In Appalachia Ohio, party allegiances dissolve, TV ads spar
Published 11:01 am Monday, June 20, 2016
LISBON (AP) — Skip Hawk is Ohio’s close political divide personified. The 66-year-old retired foreman pondered his fall ballot options over a gravy-slathered breakfast at the Steel Trolley Diner recently and figured he’ll probably pick Republican Donald Trump for president but local son Ted Strickland, a Democrat, in the race for U.S. Senate.
“It’s no big deal to me,” says Hawk, a Republican. “Whoever I vote for will probably lose.”
Losing is what just about all the candidates are worried about in this most unusual and unpredictable of political years.
Appalachian Ohio, a swath of rural and industrial counties running south down the state’s eastern border, is considered a small but mighty barometer this election cycle of how voter disillusionment and anger will play out. It’s a place where party labels mean even less than usual lately.
“We had a member of our central committee pull a Republican ballot in the primary,” said Patty Colian, who vice-chairs the Columbiana County Democratic Party whose headquarters sits just blocks of the GOP’s on Lisbon’s main drag.
Colian said her Democratic colleague may have wanted to vote for — or against— Trump or to support the now-suspended presidential bid of Ohio Gov. John Kasich, also a Republican. Neighboring Mahoning County, a storied Democratic and labor stronghold, had to print 6,000 extra GOP primary ballots because of such high demand.
“You’re dealing with individual people, so there are lots of things that can be simultaneously true,” said Justin Holmes, an assistant political science professor at the University of Northern Iowa.
Holmes said the extent of the partisan crossovers would be shocking in any other year. He said Trump is energizing working-class white voters, leaving other candidates of both parties weighing how often to reset their messages in response.
“Trump makes a mess of it a little bit because his positions are all over the map, and he’s not sort of traditionally Republican,” Holmes said. “Trump can be on three sides of an issue within the span of 12 hours. That’s a trait that’s concerning for him, but potentially dangerous for other candidates. They run the risk of alienating everybody.”
Democrat Hillary Clinton took political hits in coal country for remarks that included a reference to putting “a lot of coal miners and coal companies out of business.”
Clinton was responding to a question about how her policies would benefit poor white people in Southern states, including the ways displaced miners would be re-employed and not forgotten as the U.S. economy moves away from fossil fuels toward renewable energy.

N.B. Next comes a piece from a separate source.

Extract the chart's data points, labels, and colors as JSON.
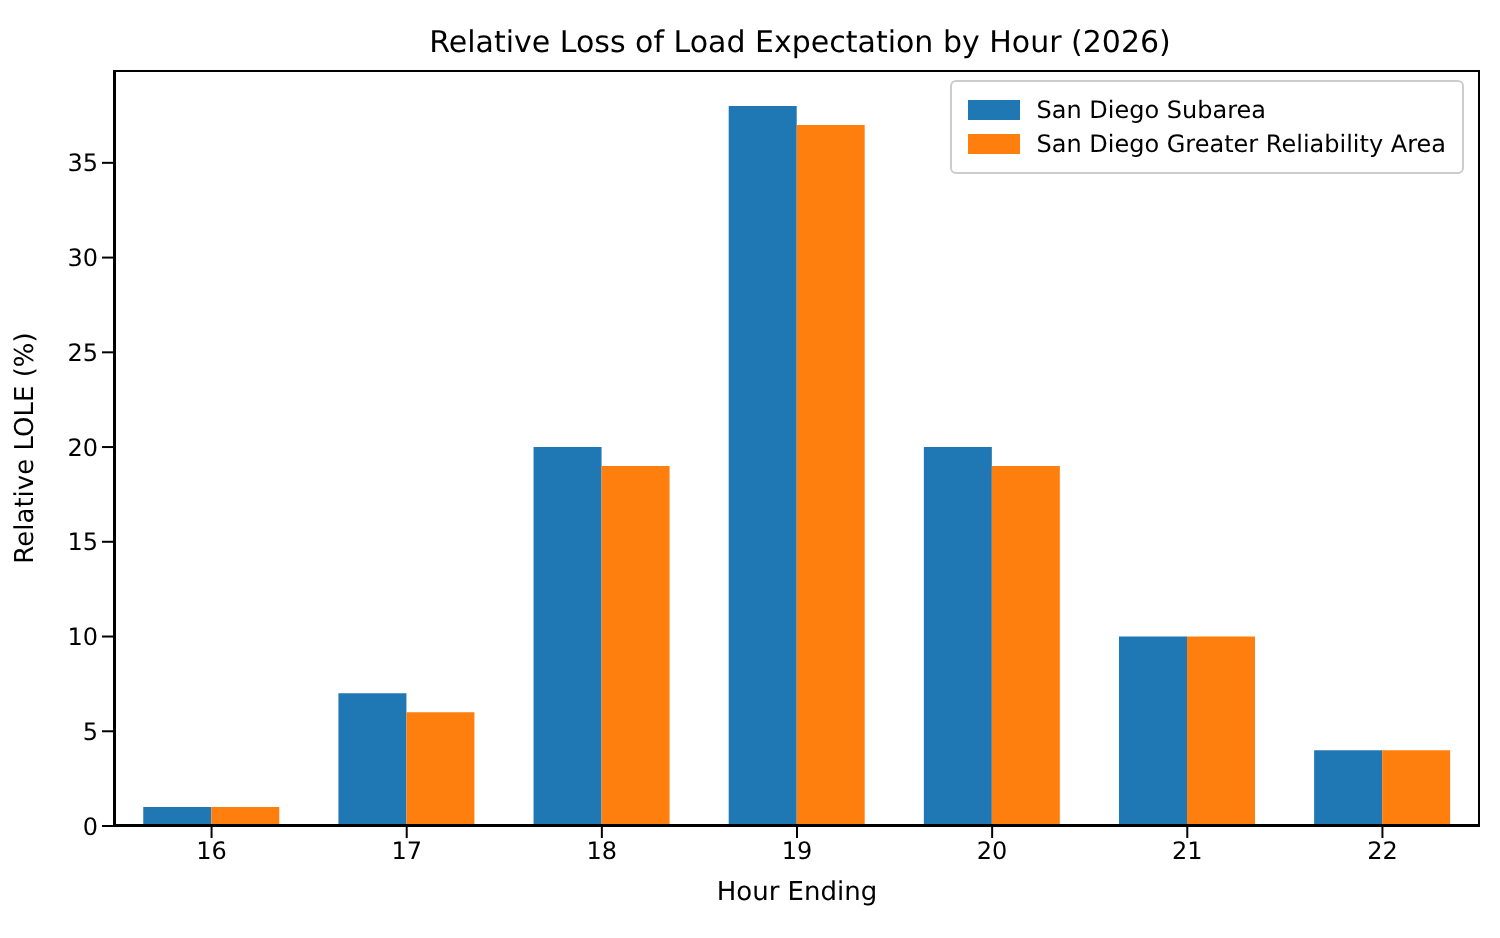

Although Clinton argued she was taken out of context, not long after the remarks political ally Strickland lost his long-time support from the United Mine Workers to Senate incumbent Rob Portman, a Cincinnati Republican.
Strickland, who blamed pensions not Clinton for losing the endorsement, went back to Ohio’s 6th Congressional District, where he served six terms in Congress, to remind voters of his roots in the area —a trip Portman described as “damage control.”
The 6th District is almost exclusively white and close to 9 in 10 residents lack a college education. The median home value is $98,400 and almost half the population is over 45.
Trump won most of the counties in the district in Ohio’s March Republican primary, a contest also marked by extensive voter crossover statewide. Ohio Secretary of State Jon Husted reported Republicans netted 1,030,752 newly affiliated voters and Democrats netted 747,275.
Holmes said white working-class voters hold a mixture of values that tend to transcend party platforms, such as disliking both big government and big business, and being both pro-gun and pro-labor. Another bloc of disenfranchised voters put their support behind Democrat Bernie Sanders, the Vermont senator who’s still running but pledges to help Clinton defeat Trump in the fall.
Back at the Steel Trolley Diner, 19-year-old Jenna Jackson said she’s planning to vote for Clinton.
“I want Hillary to win,” she said. “I don’t know. Trump’s just mean.”
Her friend Nicole Blosser, also 19, said she’ll vote for Trump. Neither had decided how they would vote in the Senate race between Strickland and Portman. Campaign and party committees, as well as national outside groups, are pouring tens of millions of combined dollars into swaying Appalachia’s choice.